His Excellency MoebiusLord wrote:
The fine is too small to provide the fear of punishment, and the option to purchase "insurance" after you get sick removes the risk factor.
It's not a punishment at all, it's a change in the opportunity cost. There is a continuous spectrum of individuals with varying degrees of health risks. For some people with very low risks these is little to gain by buying health insurance and a lot to pay. There are those with very high risks who probably already have insurance. And there are those in the middle on the fence. A fine decreases the benefits of not having health insurance so that some of those who would normally optimize having no insurance now optimize by having insurance.
So in 2016 you could be penalized $2,085 or 2.5% of your income for not owning health insurance. I just googled a random insurance plan costing $3,144 annually. This plan provides some quantity of benefit to me, if I'm a risky person it provides more and if I'm a healthy person it provides less.
There are three scenarios here. Before the fine the question of whether to buy health insurance was simple. If the value > $3,144 annually then I would buy the plan, and if the value < $3,144 annually, then I wouldn't buy the plan. The fine changes that. Because I'm now going to have to pay $2,085 for not having insurance, I will now buy the insurance if the value > $1,059 (3144-2085) and not buy the insurance if the value < $1,059 (3144-2085).

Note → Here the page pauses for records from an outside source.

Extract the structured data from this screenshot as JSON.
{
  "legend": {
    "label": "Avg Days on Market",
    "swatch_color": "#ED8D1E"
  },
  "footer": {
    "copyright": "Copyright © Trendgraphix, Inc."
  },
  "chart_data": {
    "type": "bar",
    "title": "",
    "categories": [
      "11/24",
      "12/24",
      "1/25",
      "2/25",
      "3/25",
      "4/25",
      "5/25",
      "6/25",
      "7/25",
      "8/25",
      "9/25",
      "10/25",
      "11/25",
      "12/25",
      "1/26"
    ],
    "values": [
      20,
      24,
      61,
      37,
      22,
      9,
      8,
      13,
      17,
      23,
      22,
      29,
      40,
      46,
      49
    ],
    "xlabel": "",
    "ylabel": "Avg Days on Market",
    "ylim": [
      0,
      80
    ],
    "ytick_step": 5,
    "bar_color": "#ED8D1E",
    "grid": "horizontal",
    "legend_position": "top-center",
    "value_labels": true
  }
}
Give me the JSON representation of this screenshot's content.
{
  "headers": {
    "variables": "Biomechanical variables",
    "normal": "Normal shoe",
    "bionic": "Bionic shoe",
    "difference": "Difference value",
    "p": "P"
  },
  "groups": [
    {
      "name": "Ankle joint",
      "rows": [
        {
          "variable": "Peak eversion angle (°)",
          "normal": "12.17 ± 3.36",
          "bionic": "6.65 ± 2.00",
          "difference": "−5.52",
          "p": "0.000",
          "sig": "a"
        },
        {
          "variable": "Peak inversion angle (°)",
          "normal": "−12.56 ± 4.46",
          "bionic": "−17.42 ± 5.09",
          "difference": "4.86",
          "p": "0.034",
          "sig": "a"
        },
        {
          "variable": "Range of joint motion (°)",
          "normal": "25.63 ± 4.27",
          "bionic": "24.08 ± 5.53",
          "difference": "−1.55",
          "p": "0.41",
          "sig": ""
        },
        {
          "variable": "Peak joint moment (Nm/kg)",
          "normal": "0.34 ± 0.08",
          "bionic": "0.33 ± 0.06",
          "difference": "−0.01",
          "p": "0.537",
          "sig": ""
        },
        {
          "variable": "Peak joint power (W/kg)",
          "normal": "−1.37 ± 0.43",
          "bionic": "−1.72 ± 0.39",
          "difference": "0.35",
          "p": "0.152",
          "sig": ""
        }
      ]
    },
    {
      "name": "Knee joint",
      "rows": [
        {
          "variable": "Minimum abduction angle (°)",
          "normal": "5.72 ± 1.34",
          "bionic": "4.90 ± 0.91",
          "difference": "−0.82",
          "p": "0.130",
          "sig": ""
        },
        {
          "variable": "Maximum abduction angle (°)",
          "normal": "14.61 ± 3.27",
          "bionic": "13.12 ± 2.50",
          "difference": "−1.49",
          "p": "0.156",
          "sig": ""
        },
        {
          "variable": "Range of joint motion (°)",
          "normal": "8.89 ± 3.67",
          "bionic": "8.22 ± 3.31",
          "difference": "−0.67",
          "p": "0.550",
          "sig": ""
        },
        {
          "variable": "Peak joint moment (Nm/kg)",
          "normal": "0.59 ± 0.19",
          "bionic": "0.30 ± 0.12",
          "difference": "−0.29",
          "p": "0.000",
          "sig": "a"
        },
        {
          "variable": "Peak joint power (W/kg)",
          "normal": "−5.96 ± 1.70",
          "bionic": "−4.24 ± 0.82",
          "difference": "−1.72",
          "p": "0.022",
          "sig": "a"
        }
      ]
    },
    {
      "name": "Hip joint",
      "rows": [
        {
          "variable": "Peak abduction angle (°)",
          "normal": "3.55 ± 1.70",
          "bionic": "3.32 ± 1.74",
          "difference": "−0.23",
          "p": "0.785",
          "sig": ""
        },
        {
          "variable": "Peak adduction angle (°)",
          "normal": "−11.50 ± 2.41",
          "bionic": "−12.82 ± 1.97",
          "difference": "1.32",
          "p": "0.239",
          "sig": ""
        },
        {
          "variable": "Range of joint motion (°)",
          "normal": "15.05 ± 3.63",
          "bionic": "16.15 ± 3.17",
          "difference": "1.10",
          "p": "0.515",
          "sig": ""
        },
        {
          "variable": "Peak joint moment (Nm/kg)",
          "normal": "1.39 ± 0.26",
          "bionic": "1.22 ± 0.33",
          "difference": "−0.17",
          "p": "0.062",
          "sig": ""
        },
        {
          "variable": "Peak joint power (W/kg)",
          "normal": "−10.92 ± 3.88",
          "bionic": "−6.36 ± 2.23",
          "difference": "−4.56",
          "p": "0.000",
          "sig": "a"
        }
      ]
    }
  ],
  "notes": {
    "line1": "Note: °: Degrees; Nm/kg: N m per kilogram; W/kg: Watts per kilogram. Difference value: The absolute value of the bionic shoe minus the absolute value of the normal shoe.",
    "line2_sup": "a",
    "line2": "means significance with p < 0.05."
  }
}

Previously anyone who valued the insurance policy between $3,144 and $1,059 would not have bought it. Now everyone who values it between $3,144 and $1,059 will switch to buying that plan and having insurance, because they optimize by buying under the fine when they previously would have optimized by not buying without it.
Why are you struggling with simple math?
His Excellency MoebiusLord wrote:
Healthy individuals will pay the government, not spreading the risk of the insurance companies.
Why are creating some contrived separation between paying the government or paying private companies? People who don't have insurance and get sick still cost money; they don't magically disappear. So when a person without insurance goes in for an emergency procedure, they've only paid their share of taxes for the procedure leaving the rest of the cost to everyone else. However, when they're fined for not having insurance they've paid their taxes plus the fine for that procedure, so more of the financial risk is directed to them.
The money earned from fining people has to go somewhere. It doesn't magically disappear. That money has to come back to the people who are buying insurance. The government can either increase services to the public or it can maintain current services at a lower tax cost. A fine for not buying insurance is a subsidy for those who buy insurance. The cost is spread out more evenly for everyone.
Again, it's perfectly valid to argue that none of this is good or beneficial, but it's entirely idiotic to argue that it is not being achieved.